One of my clearest memories of when Josh was a couple of months old was talking to my boss at work and mentioning how many times I had been up the night before trying to get him to sleep. My boss had teenage kids and just looked wistfully into the middle distance and said ‘I would do anything to know where my kids were at night.’
Just know that there does come a time when you get to sleep through the night again, and that in the interim you will be freaking tired…but will find amazing reserves of energy.

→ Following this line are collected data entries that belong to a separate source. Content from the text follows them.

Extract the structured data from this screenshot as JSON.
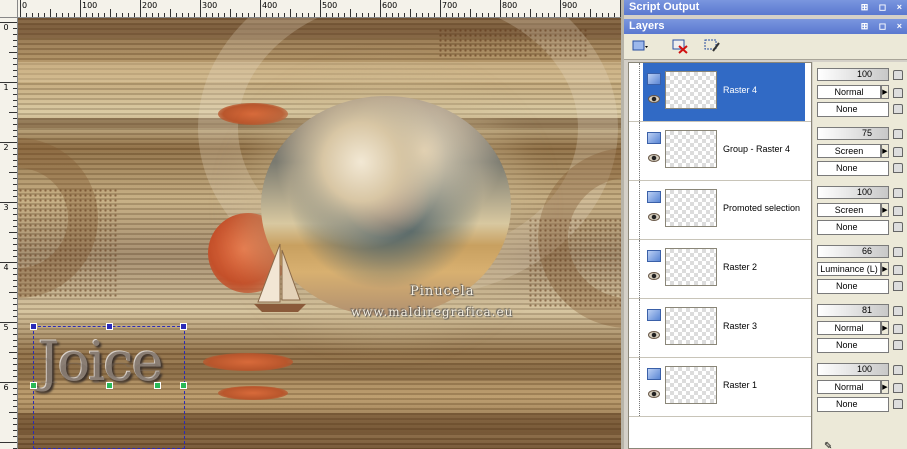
{
  "ruler": {
    "top_labels": [
      "0",
      "100",
      "200",
      "300",
      "400",
      "500",
      "600",
      "700",
      "800",
      "900"
    ],
    "left_labels": [
      "0",
      "1",
      "2",
      "3",
      "4",
      "5",
      "6"
    ]
  },
  "canvas": {
    "watermark_line1": "Pinucela",
    "watermark_line2": "www.maldiregrafica.eu",
    "text_layer": "Joice"
  },
  "panels": {
    "script_output_title": "Script Output",
    "layers_title": "Layers",
    "title_buttons": "⊞ ◻ ×"
  },
  "layers": [
    {
      "name": "Raster 4",
      "opacity": "100",
      "blend": "Normal",
      "mask": "None",
      "selected": true
    },
    {
      "name": "Group - Raster 4",
      "opacity": "75",
      "blend": "Screen",
      "mask": "None",
      "selected": false
    },
    {
      "name": "Promoted selection",
      "opacity": "100",
      "blend": "Screen",
      "mask": "None",
      "selected": false
    },
    {
      "name": "Raster 2",
      "opacity": "66",
      "blend": "Luminance (L)",
      "mask": "None",
      "selected": false
    },
    {
      "name": "Raster 3",
      "opacity": "81",
      "blend": "Normal",
      "mask": "None",
      "selected": false
    },
    {
      "name": "Raster 1",
      "opacity": "100",
      "blend": "Normal",
      "mask": "None",
      "selected": false
    }
  ],
  "icons": {
    "accent": "#316ac5",
    "title_bar": "#5a78d0"
  }
}
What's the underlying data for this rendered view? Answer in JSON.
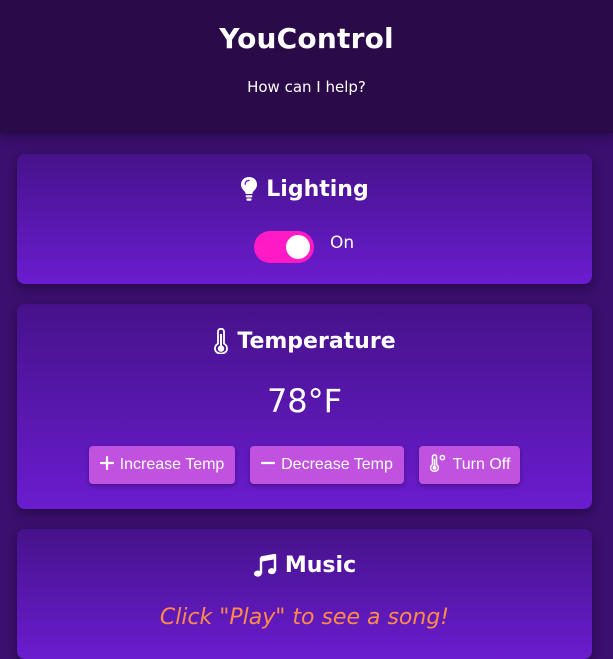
{
  "header": {
    "title": "YouControl",
    "subtitle": "How can I help?"
  },
  "lighting": {
    "title": "Lighting",
    "icon": "lightbulb-icon",
    "toggle_state": "On",
    "toggle_on": true,
    "toggle_color": "#ff1ac6"
  },
  "temperature": {
    "title": "Temperature",
    "icon": "thermometer-icon",
    "value": "78°F",
    "buttons": {
      "increase": "Increase Temp",
      "decrease": "Decrease Temp",
      "off": "Turn Off"
    },
    "button_color": "#c152e0"
  },
  "music": {
    "title": "Music",
    "icon": "music-note-icon",
    "prompt": "Click \"Play\" to see a song!",
    "prompt_color": "#ff8a4a"
  }
}
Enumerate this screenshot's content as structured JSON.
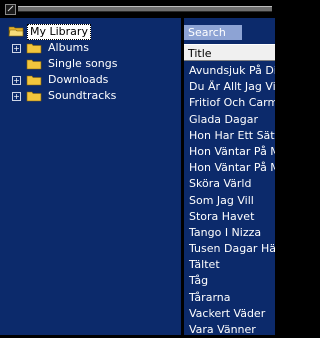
{
  "library": {
    "root_label": "My Library",
    "folders": [
      {
        "label": "Albums",
        "expandable": true
      },
      {
        "label": "Single songs",
        "expandable": false
      },
      {
        "label": "Downloads",
        "expandable": true
      },
      {
        "label": "Soundtracks",
        "expandable": true
      }
    ]
  },
  "search": {
    "tab_label": "Search",
    "column_header": "Title",
    "rows": [
      "Avundsjuk På Dig",
      "Du Är Allt Jag Vill H",
      "Fritiof Och Carmen",
      "Glada Dagar",
      "Hon Har Ett Sätt",
      "Hon Väntar På Mig",
      "Hon Väntar På Mig",
      "Sköra Värld",
      "Som Jag Vill",
      "Stora Havet",
      "Tango I Nizza",
      "Tusen Dagar Härif",
      "Tältet",
      "Tåg",
      "Tårarna",
      "Vackert Väder",
      "Vara Vänner"
    ]
  },
  "icons": {
    "expander": "plus-expander-icon",
    "folder": "folder-icon",
    "open_folder": "open-folder-icon",
    "resize": "resize-handle-icon"
  },
  "colors": {
    "pane_background": "#0c2a6b",
    "tab_background": "#8da3d4",
    "folder_yellow": "#f2c53d"
  }
}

2. Your child will be fine
One of the wonderful results of having very little sleep and being thrust into a role you have had very little preparation for, is that you suddenly start aging your baby 10yrs but giving them their current behaviours. ‘Oh my god I’m going to have the first child who sleeps in their parents bedroom until they’re 20’, ‘Oh my god our child is going to be the only child who still has a dummy at 10’, ‘Oh my god, my child is just going to scream every time he doesn’t get what he wants’. These are all things I thought about our first and second children, it’s only now with the third that I am able to relax and just enjoy my time knowing that they will develop at their own pace.

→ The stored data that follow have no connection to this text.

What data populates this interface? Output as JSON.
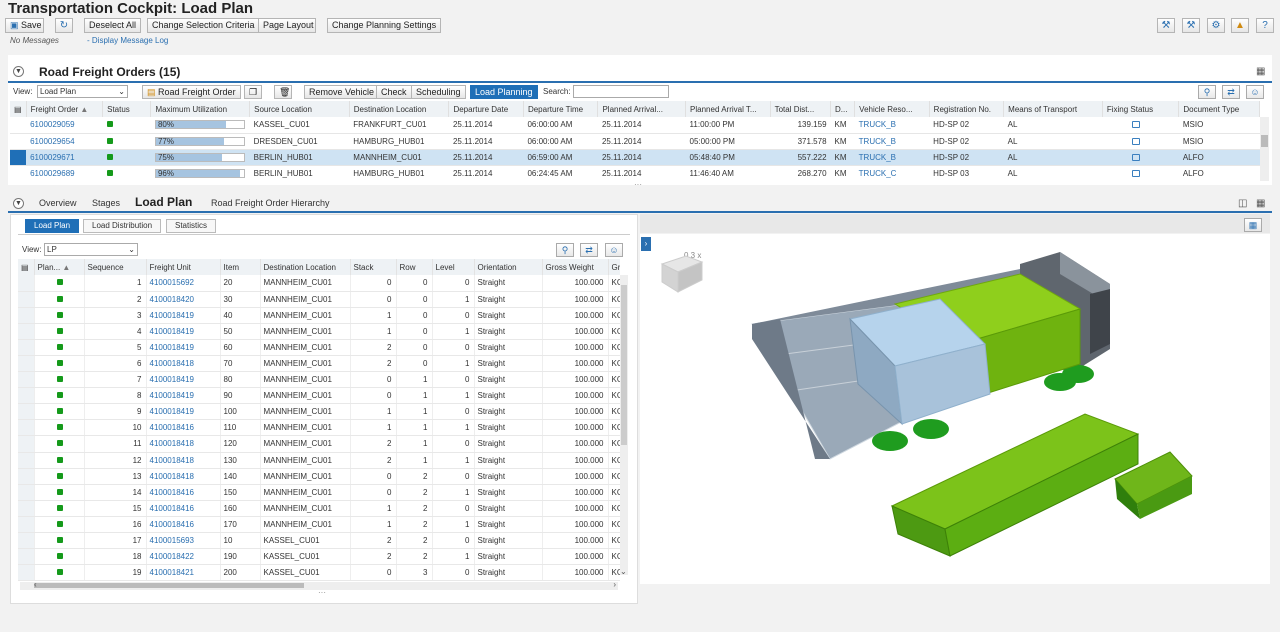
{
  "app": {
    "title": "Transportation Cockpit: Load Plan"
  },
  "toolbar": {
    "save": "Save",
    "deselect_all": "Deselect All",
    "change_selection": "Change Selection Criteria",
    "page_layout": "Page Layout",
    "change_planning": "Change Planning Settings"
  },
  "messages": {
    "status": "No Messages",
    "log_link": "Display Message Log"
  },
  "rfo": {
    "title": "Road Freight Orders (15)",
    "view_label": "View:",
    "view_value": "Load Plan",
    "buttons": {
      "road_freight_order": "Road Freight Order",
      "remove_vehicle": "Remove Vehicle",
      "check": "Check",
      "scheduling": "Scheduling",
      "load_planning": "Load Planning"
    },
    "search_label": "Search:",
    "columns": [
      "Freight Order",
      "Status",
      "Maximum Utilization",
      "Source Location",
      "Destination Location",
      "Departure Date",
      "Departure Time",
      "Planned Arrival...",
      "Planned Arrival T...",
      "Total Dist...",
      "D...",
      "Vehicle Reso...",
      "Registration No.",
      "Means of Transport",
      "Fixing Status",
      "Document Type"
    ],
    "rows": [
      {
        "order": "6100029059",
        "util": "80%",
        "util_pct": 80,
        "src": "KASSEL_CU01",
        "dst": "FRANKFURT_CU01",
        "dep_date": "25.11.2014",
        "dep_time": "06:00:00 AM",
        "arr_date": "25.11.2014",
        "arr_time": "11:00:00 PM",
        "dist": "139.159",
        "unit": "KM",
        "vehicle": "TRUCK_B",
        "reg": "HD-SP 02",
        "means": "AL",
        "doc": "MSIO"
      },
      {
        "order": "6100029654",
        "util": "77%",
        "util_pct": 77,
        "src": "DRESDEN_CU01",
        "dst": "HAMBURG_HUB01",
        "dep_date": "25.11.2014",
        "dep_time": "06:00:00 AM",
        "arr_date": "25.11.2014",
        "arr_time": "05:00:00 PM",
        "dist": "371.578",
        "unit": "KM",
        "vehicle": "TRUCK_B",
        "reg": "HD-SP 02",
        "means": "AL",
        "doc": "MSIO"
      },
      {
        "order": "6100029671",
        "util": "75%",
        "util_pct": 75,
        "src": "BERLIN_HUB01",
        "dst": "MANNHEIM_CU01",
        "dep_date": "25.11.2014",
        "dep_time": "06:59:00 AM",
        "arr_date": "25.11.2014",
        "arr_time": "05:48:40 PM",
        "dist": "557.222",
        "unit": "KM",
        "vehicle": "TRUCK_B",
        "reg": "HD-SP 02",
        "means": "AL",
        "doc": "ALFO"
      },
      {
        "order": "6100029689",
        "util": "96%",
        "util_pct": 96,
        "src": "BERLIN_HUB01",
        "dst": "HAMBURG_HUB01",
        "dep_date": "25.11.2014",
        "dep_time": "06:24:45 AM",
        "arr_date": "25.11.2014",
        "arr_time": "11:46:40 AM",
        "dist": "268.270",
        "unit": "KM",
        "vehicle": "TRUCK_C",
        "reg": "HD-SP 03",
        "means": "AL",
        "doc": "ALFO"
      }
    ]
  },
  "tabs": {
    "overview": "Overview",
    "stages": "Stages",
    "load_plan": "Load Plan",
    "hierarchy": "Road Freight Order Hierarchy"
  },
  "lp": {
    "subtabs": {
      "load_plan": "Load Plan",
      "load_distribution": "Load Distribution",
      "statistics": "Statistics"
    },
    "view_label": "View:",
    "view_value": "LP",
    "columns": [
      "Plan...",
      "Sequence",
      "Freight Unit",
      "Item",
      "Destination Location",
      "Stack",
      "Row",
      "Level",
      "Orientation",
      "Gross Weight",
      "Gro"
    ],
    "rows": [
      {
        "seq": "1",
        "fu": "4100015692",
        "item": "20",
        "dst": "MANNHEIM_CU01",
        "stack": "0",
        "row": "0",
        "level": "0",
        "orient": "Straight",
        "gw": "100.000",
        "u": "KG"
      },
      {
        "seq": "2",
        "fu": "4100018420",
        "item": "30",
        "dst": "MANNHEIM_CU01",
        "stack": "0",
        "row": "0",
        "level": "1",
        "orient": "Straight",
        "gw": "100.000",
        "u": "KG"
      },
      {
        "seq": "3",
        "fu": "4100018419",
        "item": "40",
        "dst": "MANNHEIM_CU01",
        "stack": "1",
        "row": "0",
        "level": "0",
        "orient": "Straight",
        "gw": "100.000",
        "u": "KG"
      },
      {
        "seq": "4",
        "fu": "4100018419",
        "item": "50",
        "dst": "MANNHEIM_CU01",
        "stack": "1",
        "row": "0",
        "level": "1",
        "orient": "Straight",
        "gw": "100.000",
        "u": "KG"
      },
      {
        "seq": "5",
        "fu": "4100018419",
        "item": "60",
        "dst": "MANNHEIM_CU01",
        "stack": "2",
        "row": "0",
        "level": "0",
        "orient": "Straight",
        "gw": "100.000",
        "u": "KG"
      },
      {
        "seq": "6",
        "fu": "4100018418",
        "item": "70",
        "dst": "MANNHEIM_CU01",
        "stack": "2",
        "row": "0",
        "level": "1",
        "orient": "Straight",
        "gw": "100.000",
        "u": "KG"
      },
      {
        "seq": "7",
        "fu": "4100018419",
        "item": "80",
        "dst": "MANNHEIM_CU01",
        "stack": "0",
        "row": "1",
        "level": "0",
        "orient": "Straight",
        "gw": "100.000",
        "u": "KG"
      },
      {
        "seq": "8",
        "fu": "4100018419",
        "item": "90",
        "dst": "MANNHEIM_CU01",
        "stack": "0",
        "row": "1",
        "level": "1",
        "orient": "Straight",
        "gw": "100.000",
        "u": "KG"
      },
      {
        "seq": "9",
        "fu": "4100018419",
        "item": "100",
        "dst": "MANNHEIM_CU01",
        "stack": "1",
        "row": "1",
        "level": "0",
        "orient": "Straight",
        "gw": "100.000",
        "u": "KG"
      },
      {
        "seq": "10",
        "fu": "4100018416",
        "item": "110",
        "dst": "MANNHEIM_CU01",
        "stack": "1",
        "row": "1",
        "level": "1",
        "orient": "Straight",
        "gw": "100.000",
        "u": "KG"
      },
      {
        "seq": "11",
        "fu": "4100018418",
        "item": "120",
        "dst": "MANNHEIM_CU01",
        "stack": "2",
        "row": "1",
        "level": "0",
        "orient": "Straight",
        "gw": "100.000",
        "u": "KG"
      },
      {
        "seq": "12",
        "fu": "4100018418",
        "item": "130",
        "dst": "MANNHEIM_CU01",
        "stack": "2",
        "row": "1",
        "level": "1",
        "orient": "Straight",
        "gw": "100.000",
        "u": "KG"
      },
      {
        "seq": "13",
        "fu": "4100018418",
        "item": "140",
        "dst": "MANNHEIM_CU01",
        "stack": "0",
        "row": "2",
        "level": "0",
        "orient": "Straight",
        "gw": "100.000",
        "u": "KG"
      },
      {
        "seq": "14",
        "fu": "4100018416",
        "item": "150",
        "dst": "MANNHEIM_CU01",
        "stack": "0",
        "row": "2",
        "level": "1",
        "orient": "Straight",
        "gw": "100.000",
        "u": "KG"
      },
      {
        "seq": "15",
        "fu": "4100018416",
        "item": "160",
        "dst": "MANNHEIM_CU01",
        "stack": "1",
        "row": "2",
        "level": "0",
        "orient": "Straight",
        "gw": "100.000",
        "u": "KG"
      },
      {
        "seq": "16",
        "fu": "4100018416",
        "item": "170",
        "dst": "MANNHEIM_CU01",
        "stack": "1",
        "row": "2",
        "level": "1",
        "orient": "Straight",
        "gw": "100.000",
        "u": "KG"
      },
      {
        "seq": "17",
        "fu": "4100015693",
        "item": "10",
        "dst": "KASSEL_CU01",
        "stack": "2",
        "row": "2",
        "level": "0",
        "orient": "Straight",
        "gw": "100.000",
        "u": "KG"
      },
      {
        "seq": "18",
        "fu": "4100018422",
        "item": "190",
        "dst": "KASSEL_CU01",
        "stack": "2",
        "row": "2",
        "level": "1",
        "orient": "Straight",
        "gw": "100.000",
        "u": "KG"
      },
      {
        "seq": "19",
        "fu": "4100018421",
        "item": "200",
        "dst": "KASSEL_CU01",
        "stack": "0",
        "row": "3",
        "level": "0",
        "orient": "Straight",
        "gw": "100.000",
        "u": "KG"
      }
    ]
  },
  "viewer": {
    "zoom": "0.3 x"
  },
  "colors": {
    "accent": "#1f6fb7",
    "status_green": "#159a1b",
    "cargo_green": "#7fc51a",
    "cargo_blue": "#a9c9e6"
  }
}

3. Accept people’s offers of help
A very large part of you will just want to just form a little cocoon around your new family and keep the rest of the world at arm’s length. Not least because you have no idea what you’re doing and don’t want someone to come in and tell you that you’re doing it wrong.
But if someone offers to bring around a meal, or clean up, or hold the baby while you have a lie down…take them up on it. They will feel great knowing that they’re helping you out, and you will feel great having one less thing to worry about.
4. Get ready to have your world view changed
Your respect for single parents will increase about 400%…your shame about your behaviour towards your own parents will increase about 8,000%…and the frequency of you crying while watching movies/news reports/Octonauts will be awkward for your fellow film viewers/colleagues/6 yr old nephews.
Also, have you heard that amazing new album by that hot new band? No, neither have I…however some of the Hooley Dooley’s early stuff is sublime.
In the last three years I have never read so few books, but listened to so many podcasts.
I’ve never been so consumed by own little part of the world, but had so many moments of noticing true beauty in the world around me.
And I’ve never felt so insanely out of control of my life, but felt so content.
Best of all you can start any sentence with ‘As a parent…’ and non-parents have to pretend that this actually somehow makes your point more valid.
5. Go in and look at your baby before you go to sleep
This is not out of some paranoia that they might have stopped breathing (although, to be honest….you will do this a couple of times), and not because it is the one time when they’re not expecting you to do something for them.
But because there is nothing more beautiful than the sight of your own child sleeping.
So let’s see that’s everything I know about parenting in less than 850 words…yep, that sounds about right.
Babies are contrary things, so just because something works one day…doesn’t mean it will work the next. But by the same token a failed strategy one day may be the perfect solution the next. Just go with your instincts, you’ll be right more times that you’re wrong. Why? Because you’re an amazing person, and you’re going to be a fantastic parent!